Herr Krenkel bittet um Differenzierung seiner Aussagen zum Braunschweiger Modell. Seine heutige Aussage habe sich bezogen auf das Umweltorientierte Verkehrsmanagement (UVM). Insgesamt 13 Kommunen würden über das Braunschweiger Modell nachdenken, acht Kommunen hätten es in ihren Zuwendungsanträgen aufgeführt und bei vier Kommunen habe die BELLIS GmbH bei der Vorbereitung der Masterpläne mitgewirkt und Erkenntnisse aus Braunschweig einfließen lassen. Demgegenüber stehe das Betreibermodell, auf das er 2007 Bezug genommen haben. Das Betreibermodell hätten u.a. die Städte Hainsberg, Hagen, Cottbus, Straußberg, ein Teil der Stadt Leipzig sowie die Senatsverwaltung Berlin übernommen.

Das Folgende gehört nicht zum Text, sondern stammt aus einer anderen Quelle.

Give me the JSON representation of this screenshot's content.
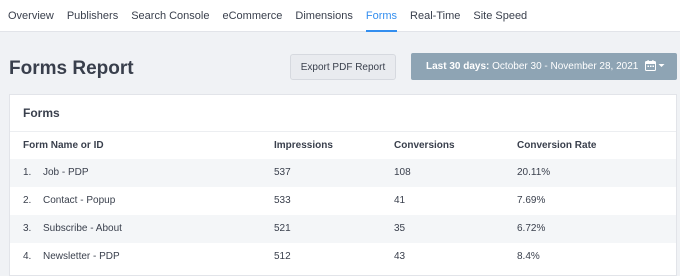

Er stellt klar, dass eine abwertende Äußerung gegenüber der Verwaltung nicht beabsichtigt gewesen sei. Er habe lediglich die unterschiedlichen Rahmenbedingungen zwischen Verwaltung und privatwirtschaftlich geführtem Unternehmen verdeutlichen wollen. Die gute Zusammenarbeit mit der Verwaltung betont Herr Krenkel ausdrücklich.
Zur Frage von Ratsherrn Sommerfeld zu der Vertragslaufzeit bis 2026 antwortet Stadtbaurat Leuer, dass die im Vertrag geregelten Kündigungsfristen sehr eng bemessen seien. Ein ausreichend bemessener Zeitraum werde für eine Entscheidungsfindung berücksichtigt.
Protokollnotiz: Ratsherr Scholze nimmt ab 9.47 Uhr wieder an der Sitzung teil.
Ratsherr Manlik regt eine Öffentlichkeitsarbeit an, um die Gründe für eine bestimmte Steuerung von Lichtsignalanlagen zu erläutern. Fehlverhalten von Verkehrsteilnehmern aus Unwissenheit könne die Verkehrssteuerung nicht korrigieren.
Ratsherr Kühn kritisiert, dass Fahrspuraufteilungen nur schwer erkennbar seien. Die daraus resultierende Verunsicherung der Verkehrsteilnehmer führe zu Verkehrshemmnissen. Er würde es begrüßen, wenn versucht werde, frühzeitig auf unterschiedliche Fahrtrichtungen hinzuweisen. Herr Benscheidt erläutert, dass zu berücksichtigen sei, ob ausreichend Flächen für beide Fahrspuren vorhanden seien. Regelmäßig werden bei einer Änderung der Verkehrsführung bewusst Spurentafeln aufgestellt, um eine Zeit lang auf die veränderte Situation aufmerksam zu machen. Vor jeder Kreuzung differenzierte Schilder aufzustellen, würde hingegen einen Schilderwald bedeuten, der Verkehrsteilnehmer eher irritiere als helfe.
Protokollnotiz: Ratsherr Bader verlässt um 10.00 Uhr die Sitzung.